Top Secret for Staying Well? Watch What You Put in Your Mouth

Modern medicine has come a long way. Most cultures are not using leeches as a major source of healing. People may ignore their various maladies until they become more severe, but many of the cures can be simple. And, cures and the promise of them seem almost miraculous.

So, what’s there to complain about?

The problem is that we are turning over our care, the care of our bodies, to medical providers without really questioning what they prescribe and suggest. Instead of following blindly, perhaps a bit of study and some healthy skepticism is in order.

Being in Charge of Your Health and Well-Being

Having someone to ask about health issues is comforting. After all, the medical people in the many medical complexes have studied, have experience, know everything — or almost. We can trust them. Maybe.

Fortunately for us, we have online sources to learn about various diseases and cures. But, can we trust them? Who posts the information on those medical sites?

On every computer page, miraculous cures for everything from sagging skin to bloat abound. Do we fall for the cures that can be had for such reasonable prices? For that matter, do we give our medical care to people just because our caregiver is preferred by our medical plan?

Here are some suggestions for staying healthy and in charge of your own life:

Consider Carefully Before Starting New Medication

The medicines that are promoted on TV often list the many possible side effects. “Death” is often listed as a side effect. This is the one life you’ve been given, so don’t toy with nostrums that might not doing anything but make the corporation behind the product rich.

Doctors are susceptible to drug company reps who always have a new cure or a great new medicine that will surely help the doctor’s patients. Some patients who question their pharmacist may find out that the medicine prescribed has absolutely nothing to do with the health condition for which he or she is being treated.

When Working With a New Medical Provider List EVERY Problem Medicine and Reaction

A patient who couldn’t seem to kick a bad cough was given a codeine cough medicine. She had plainly listed in her intake form that codeine made her ill. Plus, she had put that on record at her pharmacy as well. After three teaspoons of the medicine in two days, she awoke in the night with her throat, tongue, and lips swelling. Luckily, she survived. She switched doctors and pharmacies.

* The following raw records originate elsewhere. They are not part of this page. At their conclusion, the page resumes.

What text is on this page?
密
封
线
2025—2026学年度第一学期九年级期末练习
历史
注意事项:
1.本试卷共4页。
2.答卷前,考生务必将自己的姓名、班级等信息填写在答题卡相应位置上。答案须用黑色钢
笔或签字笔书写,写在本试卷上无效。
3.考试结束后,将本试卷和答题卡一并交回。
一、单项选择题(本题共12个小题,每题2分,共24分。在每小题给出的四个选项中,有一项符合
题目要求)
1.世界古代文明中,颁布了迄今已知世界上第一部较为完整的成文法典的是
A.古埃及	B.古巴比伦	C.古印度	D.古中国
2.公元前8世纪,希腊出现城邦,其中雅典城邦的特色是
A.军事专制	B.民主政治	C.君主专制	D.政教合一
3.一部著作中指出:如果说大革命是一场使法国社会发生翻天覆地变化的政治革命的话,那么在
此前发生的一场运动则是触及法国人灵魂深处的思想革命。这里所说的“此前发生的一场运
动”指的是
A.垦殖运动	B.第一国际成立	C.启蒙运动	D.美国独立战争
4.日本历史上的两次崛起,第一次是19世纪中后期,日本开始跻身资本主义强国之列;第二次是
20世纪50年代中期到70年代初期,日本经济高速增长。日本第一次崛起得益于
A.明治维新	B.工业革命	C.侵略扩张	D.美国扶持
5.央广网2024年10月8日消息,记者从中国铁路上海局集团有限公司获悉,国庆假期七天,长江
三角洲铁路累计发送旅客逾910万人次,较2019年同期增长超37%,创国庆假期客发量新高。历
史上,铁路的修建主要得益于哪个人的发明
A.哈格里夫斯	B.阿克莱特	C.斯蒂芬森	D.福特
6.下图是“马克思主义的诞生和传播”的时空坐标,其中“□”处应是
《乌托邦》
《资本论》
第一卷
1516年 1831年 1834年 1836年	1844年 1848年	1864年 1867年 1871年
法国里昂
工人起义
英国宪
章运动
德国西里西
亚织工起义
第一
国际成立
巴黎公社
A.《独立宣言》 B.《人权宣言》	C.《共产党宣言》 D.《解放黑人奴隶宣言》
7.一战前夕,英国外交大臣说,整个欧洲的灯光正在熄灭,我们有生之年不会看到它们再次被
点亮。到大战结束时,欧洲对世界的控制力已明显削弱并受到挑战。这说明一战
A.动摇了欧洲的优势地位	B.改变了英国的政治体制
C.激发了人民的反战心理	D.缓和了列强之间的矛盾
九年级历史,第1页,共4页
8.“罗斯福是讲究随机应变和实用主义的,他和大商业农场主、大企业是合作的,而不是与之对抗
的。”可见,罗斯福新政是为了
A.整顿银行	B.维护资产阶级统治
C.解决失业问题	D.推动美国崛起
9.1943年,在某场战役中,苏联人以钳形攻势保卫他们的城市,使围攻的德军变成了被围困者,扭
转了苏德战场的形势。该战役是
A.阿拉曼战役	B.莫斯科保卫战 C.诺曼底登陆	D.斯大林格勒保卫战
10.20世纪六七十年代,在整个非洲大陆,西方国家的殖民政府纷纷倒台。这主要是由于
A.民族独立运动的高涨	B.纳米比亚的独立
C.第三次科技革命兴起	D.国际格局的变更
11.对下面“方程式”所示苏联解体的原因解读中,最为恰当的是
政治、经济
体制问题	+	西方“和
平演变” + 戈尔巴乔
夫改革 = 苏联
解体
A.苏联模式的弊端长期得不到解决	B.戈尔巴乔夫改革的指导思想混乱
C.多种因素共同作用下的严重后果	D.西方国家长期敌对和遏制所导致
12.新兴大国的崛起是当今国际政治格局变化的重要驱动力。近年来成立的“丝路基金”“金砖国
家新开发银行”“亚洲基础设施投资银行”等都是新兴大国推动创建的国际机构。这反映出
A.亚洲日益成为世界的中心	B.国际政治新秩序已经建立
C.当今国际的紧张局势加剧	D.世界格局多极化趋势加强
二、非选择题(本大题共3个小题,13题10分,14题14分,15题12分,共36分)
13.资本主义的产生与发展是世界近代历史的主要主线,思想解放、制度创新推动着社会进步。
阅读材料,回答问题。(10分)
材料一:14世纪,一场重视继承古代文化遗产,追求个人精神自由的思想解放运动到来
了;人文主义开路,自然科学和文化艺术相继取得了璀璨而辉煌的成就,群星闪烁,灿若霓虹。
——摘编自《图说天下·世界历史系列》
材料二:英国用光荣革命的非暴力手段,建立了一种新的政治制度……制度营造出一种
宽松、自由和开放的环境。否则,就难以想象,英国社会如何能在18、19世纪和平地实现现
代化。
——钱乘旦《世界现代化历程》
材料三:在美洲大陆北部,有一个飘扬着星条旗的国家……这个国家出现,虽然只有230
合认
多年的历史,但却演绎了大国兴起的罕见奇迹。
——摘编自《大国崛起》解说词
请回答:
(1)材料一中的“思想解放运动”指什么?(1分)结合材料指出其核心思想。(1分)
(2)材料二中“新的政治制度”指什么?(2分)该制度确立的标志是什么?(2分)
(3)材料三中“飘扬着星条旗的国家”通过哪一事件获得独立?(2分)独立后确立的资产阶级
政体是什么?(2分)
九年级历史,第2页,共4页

After what seemed like a routine dental visit to fill a tooth, the dentist disappeared to treat other patients while the medicine numbed the patient’s mouth. Gone so long that he forgot, the careless dentist didn’t look at the paperwork and started to drill the tooth on the wrong side of the mouth. The patient shoved his hand away. When the dentist questioned her action and she indicated it was the wrong side, the dentist responded, “At least someone was paying attention.” The patient switched dentists and brought the dentist up before the dental licensing board.

Trust Your Gut — and Your Head, and Your Reactions

If the medical provider seems aloof to the point of not caring, switch providers. You do have a choice. If you’ve been mistreated tell someone in authority. If you don’t get a response or consideration, you might want to work with one of those attorneys who fight the big companies to help the little guy. Asbestos, Legionnaires Disease, contamination, and negligence are all instances where you could get some satisfaction. Mick Jagger “can’t get no satisfaction,” but you might.

Recent reports that people who took Proton Pump Inhibitors (PPIs) were more likely to develop intestinal bacterial infections when treating their digestive issues — heartburn — were due to reducing the amount of digestive acids in their stomach. The result: Bacteria could flourish in the intestinal tract, causing illness, like food poisoning. Even a popular heartburn pill has been linked to bacterial infections.

Eat healthy food, in sufficient quantity to nourish you. Don’t overeat. Don’t eat food that makes you ill. If it smells bad, it is probably spoiled, so don’t eat it.

We have heads to think and mouths to question. Use both before taking anything that could lead to possible harm. It might keep you from that unpromising side effect — death!